Northern Virginia has gained a reputation as a liberal region in the last century, and as the high-tech "" region in the last 15 years. Some of the liberal philosophy was based on the attitudes of Quaker farmers who settled in Loudoun County before the Civil War. Their lack of support for the Confederate cause did not protect their barns from the "burning raid" of the Union forces, however. After that war, former Union officers settled in some sections of Northern Virginia such as Manassas - but then again, Chase City in Southside was also settled by "Yankees" after the war.

Southside has traditionally been perceived as a particularly conservative region, especially during the civil rights debates. Though most racism and segregation in Virginia during the middle third of the 20th Century may have been in the urban cities, the most overt act of segregation in the state was the closure of the Prince Edward County schools for four years.

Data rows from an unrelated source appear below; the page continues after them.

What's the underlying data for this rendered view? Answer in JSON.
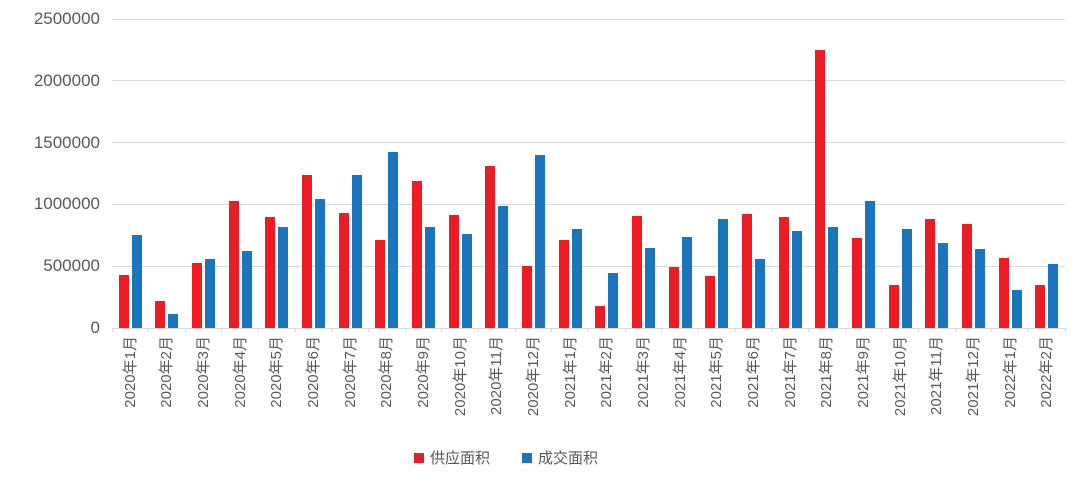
{
  "chart": {
    "background_color": "#ffffff",
    "text_color": "#595959",
    "gridline_color": "#d9d9d9"
  },
  "chart_data": {
    "type": "bar",
    "categories": [
      "2020年1月",
      "2020年2月",
      "2020年3月",
      "2020年4月",
      "2020年5月",
      "2020年6月",
      "2020年7月",
      "2020年8月",
      "2020年9月",
      "2020年10月",
      "2020年11月",
      "2020年12月",
      "2021年1月",
      "2021年2月",
      "2021年3月",
      "2021年4月",
      "2021年5月",
      "2021年6月",
      "2021年7月",
      "2021年8月",
      "2021年9月",
      "2021年10月",
      "2021年11月",
      "2021年12月",
      "2022年1月",
      "2022年2月"
    ],
    "series": [
      {
        "name": "供应面积",
        "color": "#ed1c24",
        "values": [
          425000,
          220000,
          530000,
          1030000,
          900000,
          1240000,
          930000,
          715000,
          1190000,
          915000,
          1310000,
          500000,
          710000,
          175000,
          905000,
          495000,
          420000,
          925000,
          895000,
          2250000,
          725000,
          345000,
          880000,
          845000,
          565000,
          350000
        ]
      },
      {
        "name": "成交面积",
        "color": "#1b75bc",
        "values": [
          755000,
          110000,
          560000,
          620000,
          820000,
          1045000,
          1235000,
          1425000,
          820000,
          760000,
          990000,
          1400000,
          800000,
          445000,
          645000,
          740000,
          880000,
          560000,
          785000,
          815000,
          1025000,
          800000,
          690000,
          640000,
          310000,
          515000
        ]
      }
    ],
    "ylim": [
      0,
      2500000
    ],
    "yticks": [
      0,
      500000,
      1000000,
      1500000,
      2000000,
      2500000
    ],
    "ytick_labels": [
      "0",
      "500000",
      "1000000",
      "1500000",
      "2000000",
      "2500000"
    ],
    "grid": true,
    "legend_position": "bottom"
  }
}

Prior to the Civil War, there were more black staves than free whites in many counties in this region. Nat Turner's rebellion (1831, in Southampton County) spurred a tightening of the institutional racism, and echoes are still easy to find. In the 1999 sheriff's race in that area, charges of unequal treatment for the black candidate once again focused attention on issues of equality and status that dated back to the mid-1600's.

In 1954, the Supreme Court mandated the end to separate-but-equal school systems in the Brown vs. Board of Education. One plaintiff was from Prince Edward County in Southside. When the Byrd Machine's policy of Massive Resistance to the court order finally crumbled in 1959, the county responded by closing its public school system completely. A whole generation of students who should have gone from freshmen to graduation in a public high school between 1960-64 was excluded from education, forced to move away to attend school, or treated to substandard classrooms cobbled together in church basements and hastily-built segregation academies.

When State Senator Douglas Wilder decided to run for Lieutenant Governor, he was almost ignored as an unlikely underdog. He was a divorced black man, running for statewide office 30 years after Massive Resistance. His legislative record in the State Senate did not set him apart as a particularly effective leader. The traditional Democratic leaders did not support his candidacy, and worried that it would drag down the rest of the ticket by stimulating voters with religious and racial concerns to vote Republican.

Wilder confronted the issues by getting away from the media centers of the state, and going to Lee county to start his campaign. He drew surprising attention from local Democratic leaders and activists, in part because of the unaccustomed attention and a desire by Southwestern Virginians to be seen as hospitable rather than hostile. With a charming style and a sharply-edged campaign suggesting any opposition to him was spurred by racism, Wilder won commitments from more and more old-style Byrd Democrats during his campaign swings.

But perhaps his most important achievement was to win the backing of A. L. Philpott, a pillar of conservatism in Southside. Danville was the last capital of the Confederacy, and Wilder knew the challenge. He confronted it head-on. One crowning moment in the race was the campaign commercial featuring a deputy sheriff from Dinwiddie County. If you remember Rod Steiger's classic tobacco-plug-in-the-cheek performance in the movie In the Heat of the Night then you get the idea of the appearance of the officer - and the visual impact of the television commercial highlighting his endorsement of Doug Wilder. The Friends of Police organization considered Wilder to be tough on crime, and that conservative stance helped immunize Wilder against a racist rejection.